К концу пятого курса я научилась удерживать эмоциональный баланс, перестала остро реагировать на всякую подначку со стороны будущего лорда, да и в целом, начала с юмором относиться к тому, что происходит между мной и Феррерсом. Эмоциональная подпитка прекратилась. Я была уверена, что на шестом курсе я не позволю снова втянуть себя в старую вражду, и все станет легко и просто.

Святая наивность!

Перестав получать от меня отклик, Феррерс нашел способ добиться своего другим способом.

В животе сладко екнуло, когда я вспомнила способ. Я прикрыла глаза, пытаясь определить, где аристократа носит, и как скоро он будет здесь. А в том, что будет, я не сомневалась. Прислушалась – и упустила момент, когда, разведя свисающие ивовые ветви, под дерево скользнул Феррерс.

Опс! Далеко глядела – надо было ближе. Я не открыла глаз, делая вид, что в упор не замечаю его присутствия, и прекрасно зная, что это его еще больше бесит, и так же прекрасно зная, чем это закончится.

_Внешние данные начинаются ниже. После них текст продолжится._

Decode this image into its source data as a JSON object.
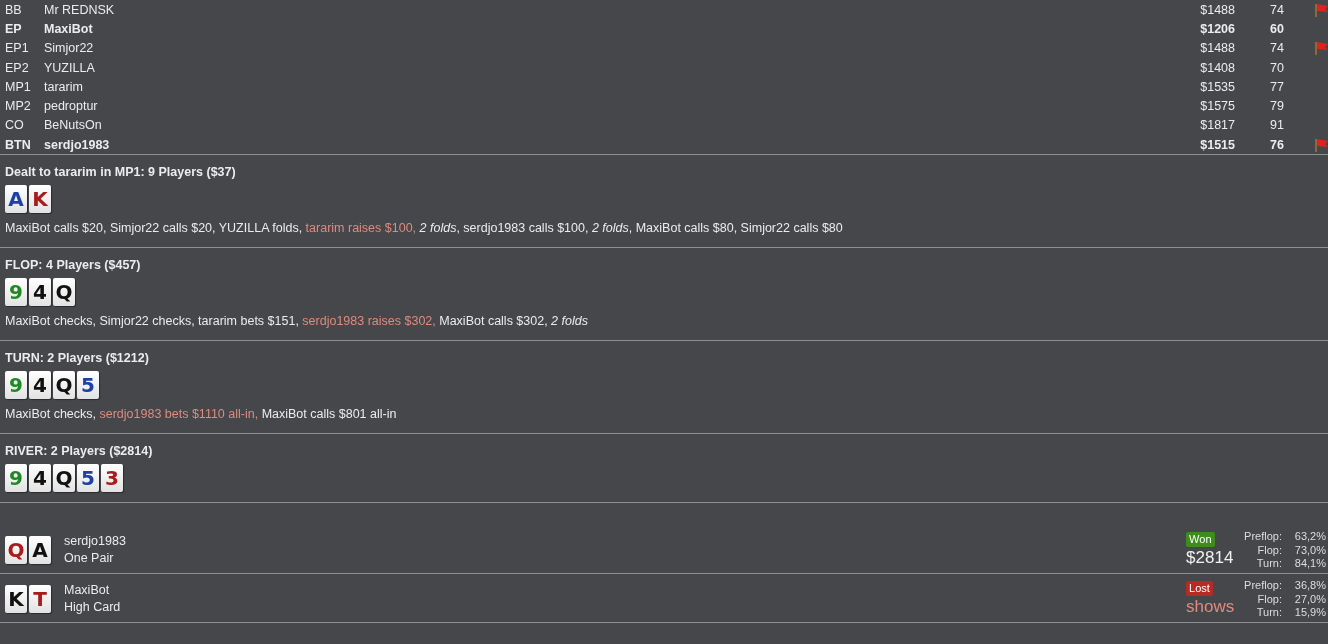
{
  "players": [
    {
      "position": "BB",
      "name": "Mr REDNSK",
      "stack": "$1488",
      "score": "74",
      "flagged": true,
      "highlighted": false
    },
    {
      "position": "EP",
      "name": "MaxiBot",
      "stack": "$1206",
      "score": "60",
      "flagged": false,
      "highlighted": true
    },
    {
      "position": "EP1",
      "name": "Simjor22",
      "stack": "$1488",
      "score": "74",
      "flagged": true,
      "highlighted": false
    },
    {
      "position": "EP2",
      "name": "YUZILLA",
      "stack": "$1408",
      "score": "70",
      "flagged": false,
      "highlighted": false
    },
    {
      "position": "MP1",
      "name": "tararim",
      "stack": "$1535",
      "score": "77",
      "flagged": false,
      "highlighted": false
    },
    {
      "position": "MP2",
      "name": "pedroptur",
      "stack": "$1575",
      "score": "79",
      "flagged": false,
      "highlighted": false
    },
    {
      "position": "CO",
      "name": "BeNutsOn",
      "stack": "$1817",
      "score": "91",
      "flagged": false,
      "highlighted": false
    },
    {
      "position": "BTN",
      "name": "serdjo1983",
      "stack": "$1515",
      "score": "76",
      "flagged": true,
      "highlighted": true
    }
  ],
  "streets": [
    {
      "title": "Dealt to tararim in MP1: 9 Players ($37)",
      "cards": [
        {
          "rank": "A",
          "color": "#1d3fa6"
        },
        {
          "rank": "K",
          "color": "#a81c1c"
        }
      ],
      "actions": [
        {
          "text": "MaxiBot calls $20, Simjor22 calls $20, YUZILLA folds, ",
          "kind": "plain"
        },
        {
          "text": "tararim raises $100, ",
          "kind": "highlight"
        },
        {
          "text": "2 folds",
          "kind": "italic"
        },
        {
          "text": ", serdjo1983 calls $100, ",
          "kind": "plain"
        },
        {
          "text": "2 folds",
          "kind": "italic"
        },
        {
          "text": ", MaxiBot calls $80, Simjor22 calls $80",
          "kind": "plain"
        }
      ]
    },
    {
      "title": "FLOP: 4 Players ($457)",
      "cards": [
        {
          "rank": "9",
          "color": "#1f8a24"
        },
        {
          "rank": "4",
          "color": "#111111"
        },
        {
          "rank": "Q",
          "color": "#111111"
        }
      ],
      "actions": [
        {
          "text": "MaxiBot checks, Simjor22 checks, tararim bets $151, ",
          "kind": "plain"
        },
        {
          "text": "serdjo1983 raises $302, ",
          "kind": "highlight"
        },
        {
          "text": "MaxiBot calls $302, ",
          "kind": "plain"
        },
        {
          "text": "2 folds",
          "kind": "italic"
        }
      ]
    },
    {
      "title": "TURN: 2 Players ($1212)",
      "cards": [
        {
          "rank": "9",
          "color": "#1f8a24"
        },
        {
          "rank": "4",
          "color": "#111111"
        },
        {
          "rank": "Q",
          "color": "#111111"
        },
        {
          "rank": "5",
          "color": "#1d3fa6"
        }
      ],
      "actions": [
        {
          "text": "MaxiBot checks, ",
          "kind": "plain"
        },
        {
          "text": "serdjo1983 bets $1110 all-in, ",
          "kind": "highlight"
        },
        {
          "text": "MaxiBot calls $801 all-in",
          "kind": "plain"
        }
      ]
    },
    {
      "title": "RIVER: 2 Players ($2814)",
      "cards": [
        {
          "rank": "9",
          "color": "#1f8a24"
        },
        {
          "rank": "4",
          "color": "#111111"
        },
        {
          "rank": "Q",
          "color": "#111111"
        },
        {
          "rank": "5",
          "color": "#1d3fa6"
        },
        {
          "rank": "3",
          "color": "#a81c1c"
        }
      ]
    }
  ],
  "results": [
    {
      "cards": [
        {
          "rank": "Q",
          "color": "#a81c1c"
        },
        {
          "rank": "A",
          "color": "#111111"
        }
      ],
      "player": "serdjo1983",
      "hand": "One Pair",
      "kind": "won",
      "badge": "Won",
      "amount": "$2814",
      "equity": [
        {
          "label": "Preflop:",
          "value": "63,2%"
        },
        {
          "label": "Flop:",
          "value": "73,0%"
        },
        {
          "label": "Turn:",
          "value": "84,1%"
        }
      ]
    },
    {
      "cards": [
        {
          "rank": "K",
          "color": "#111111"
        },
        {
          "rank": "T",
          "color": "#a81c1c"
        }
      ],
      "player": "MaxiBot",
      "hand": "High Card",
      "kind": "lost",
      "badge": "Lost",
      "amount": "shows",
      "equity": [
        {
          "label": "Preflop:",
          "value": "36,8%"
        },
        {
          "label": "Flop:",
          "value": "27,0%"
        },
        {
          "label": "Turn:",
          "value": "15,9%"
        }
      ]
    }
  ]
}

В конце концов, я тоже была лишена сладкого две недели, а сегодня еще можно!

Не знаю, что там наставники практиковали с нашими аристократами на совместных занятиях с гостями, но я могла уже не напрягаться, подбешивая Феррерса до нужной кондиции. Он и так был в должной степени озверения. Так что я могла расслабиться и покурить – интим мне был обеспечен без дополнительных ухищрений с моей стороны. А стычка в холле лишь задала Феррерсу правильное направление.

Сегодняшнее меню предложило мне яростный быстрый секс – без подготовки, почти без предварительных ласк, стоячком у шершавого древесного ствола, фактически, «где поймал», не успев даже раздеться. И, как ни странно, мне понравилось – мне пока что вообще все нравилось, что бы ни предложила моему вниманию больная фантазия Феррерса. А понимание, что это из-за меня ему отказывает хваленый самоконтроль, только усиливало пойманное наслаждение – и это чувство полностью компенсировало ноющие мышцы, на которые негаданно обрушился бешеный напор и все неровности ивовой коры, прочувствованные спиной.

Я бы сказала об этом Феррерсу, с который с тревогой вглядывался в мое лицо, выискивая признаки боли или протеста, но не скажу, сам пусть соображает.

И вообще, как будто это не я только что неистово насаживалась на его член, стараясь сжаться, притереться к нему как можно плотнее, прочувствовать каждое движение твердой плоти в себе…

Убедившись, что я не спешу в ужасе падать в обморок (с ним только упади, неизвестно еще, что сделает, извращенец!), да и в слезы не ударилась, Феррерс уткнулся потным лбом в ствол над моим плечом. Ладони по-хозяйски лежали на моих ягодицах, поглаживая, сжимая.

Я гладила его плечи, через школьную форму ощущая острые лопатки, неровности позвоночника, даже выступающие ребра, и чувствовала, как внутри меня снова нарастает возбуждение, отзываясь на терпкий запах Феррерса, на ощущение близости его тела, худого, жилистого, так похожего и непохожего на мое собственное.

Я прихватила губами мочку уха, так кстати оказавшегося перед носом. Лизнула, пососала. Приподнялась на цыпочки, и чувствительно куснула заманчиво маячащий хрящик. Просто так, чтоб знал!

Не дожидаясь неминуемой кары, сбежала губами до шеи, проложив дорожку поцелуев, укусов и узоров-завитков, выведенных влажным язычком по горячей коже. Сжала его ягодицы, чуть-чуть, самую малость царапнув ногтями, и с наслаждением ощутила его хриплый вздох. Впитала его в себя, прижавшись грудью, животом, представляя, как непристойно мы сейчас выглядим – самозабвенно тискающиеся, он со спущенными штанами, я со смятой юбкой, и трусиками, болтающимися на где-то в районе правой щиколотки. От этой картинки остатки самоограничений улетучились в неизвестном направлении, и я с полустоном-полувсхлипом стекла по нему вниз, опустившись на колени, и, удержав дернувшегося было парня, принялась исступлённо целовать его живот, твердый, плоский, скользя губами все ниже, к той части тела Феррерса, с которой я была столь тесно знакома, и которой до сих пор еще толком не видела.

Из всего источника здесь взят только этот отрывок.